I would love to, but, as sad as this is to say: I need to see if my football team can clinch a playoff berth today! I guess I will have to get out there for a little night skiing this week to make up for my football induced slacking. ;-)


----------



## SteveInCT (Dec 27, 2009)

Oh yea.. and I forgot to mention: I SUCK at the bumps! Brian can confirm! hahaha


----------



## severine (Dec 27, 2009)

SteveInCT said:


> I would love to, but, as sad as this is to say: I need to see if my football team can clinch a playoff berth today! I guess I will have to get out there for a little night skiing this week to make up for my football induced slacking. ;-)

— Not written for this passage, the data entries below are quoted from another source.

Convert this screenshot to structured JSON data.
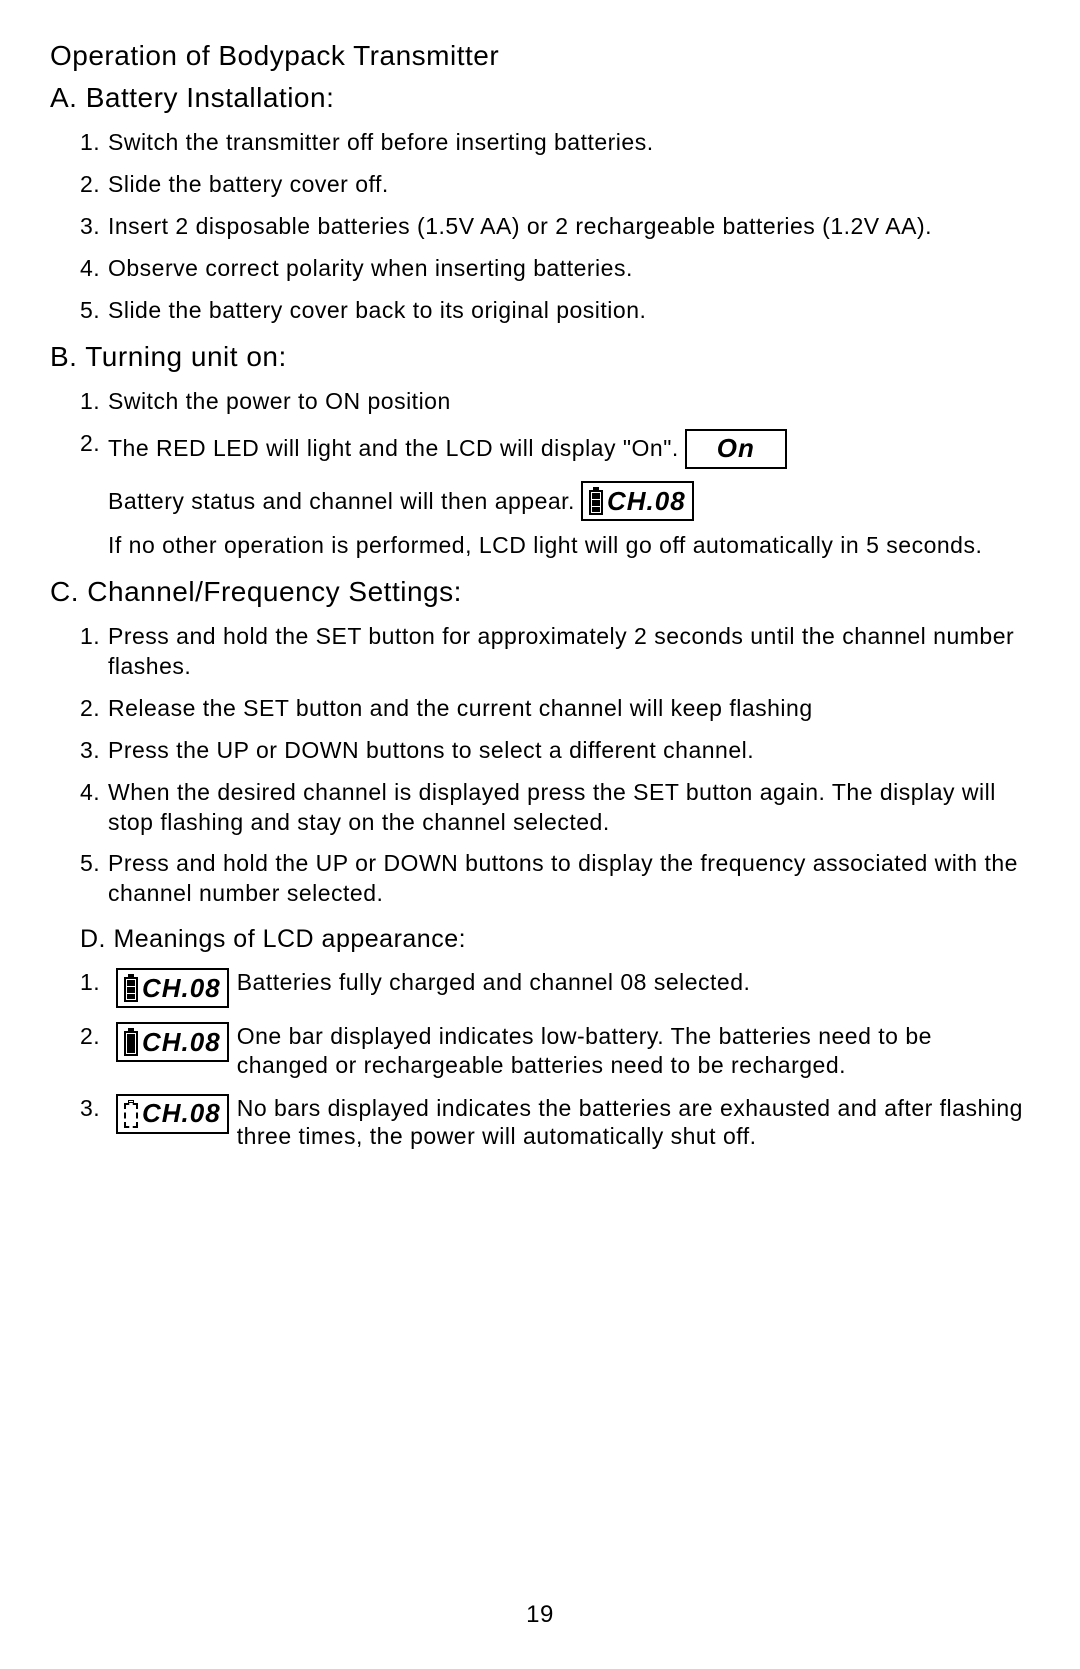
{
  "title": "Operation of Bodypack Transmitter",
  "sectionA": {
    "heading": "A. Battery Installation:",
    "items": [
      "Switch the transmitter off before inserting batteries.",
      "Slide the battery cover off.",
      "Insert 2 disposable batteries (1.5V AA) or 2 rechargeable batteries (1.2V AA).",
      "Observe correct polarity when inserting batteries.",
      "Slide the battery cover back to its original position."
    ]
  },
  "sectionB": {
    "heading": "B. Turning unit on:",
    "item1": "Switch the power to ON position",
    "item2_pre": "The RED LED will light and  the LCD will display \"On\".",
    "on_lcd": "On",
    "cont_pre": "Battery status and  channel will then  appear.",
    "ch_lcd": "CH.08",
    "cont_after": "If no other operation is performed, LCD light will go off automatically in 5 seconds."
  },
  "sectionC": {
    "heading": "C. Channel/Frequency Settings:",
    "items": [
      "Press and hold the SET button for approximately 2 seconds until the channel number flashes.",
      "Release the SET button and the current channel will keep flashing",
      "Press the UP or DOWN buttons to select a different channel.",
      "When the desired channel is displayed press the SET button again. The display will stop flashing and stay on the channel selected.",
      "Press and hold the UP or DOWN buttons to display the frequency associated with the channel number selected."
    ]
  },
  "sectionD": {
    "heading": "D. Meanings of LCD appearance:",
    "lcd_text": "CH.08",
    "d1": "Batteries fully charged and channel 08 selected.",
    "d2": "One bar displayed indicates low-battery. The batteries need to be changed or rechargeable batteries need to be recharged.",
    "d3": "No bars displayed indicates the batteries are exhausted and after flashing three times, the power will automatically shut off."
  },
  "pageNumber": "19"
}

:lol: That's okay. Gotta do what you gotta do. Wishing I could get out there and ski but my knee won't stand for this spring-like snow right now so I'm living vicariously through the guys. Good luck to your team!


----------



## SteveInCT (Dec 27, 2009)

severine said:


> :lol: That's okay. Gotta do what you gotta do. Wishing I could get out there and ski but my knee won't stand for this spring-like snow right now so I'm living vicariously through the guys. Good luck to your team!



I know it isn't my place to say this since I don't have all the facts about the condition of your knee, but many times the best thing to do is strengthen the problem area so stability is restored. Sure, you shouldn't go out there and hammer the crap out of it, but hitting a quiet run or two will put light stress on the muscles and, in response, they grow stronger and more stable. Either way, I hope your knee gets better soon! Would love to hit a few runs with the two of you next time I am there.


----------



## severine (Dec 27, 2009)

SteveInCT said:


> I know it isn't my place to say this since I don't have all the facts about the condition of your knee, but many times the best thing to do is strengthen the problem area so stability is restored. Sure, you shouldn't go out there and hammer the crap out of it, but hitting a quiet run or two will put light stress on the muscles and, in response, they grow stronger and more stable. Either way, I hope your knee gets better soon! Would love to hit a few runs with the two of you next time I am there.


Oh, I agree. But I have trouble with heavy snow as it is, so probably best not to overdo it today. I'm going to try to get out during the day this week. And yes, would love to meet up with you sometime at the mighty Sundown!


----------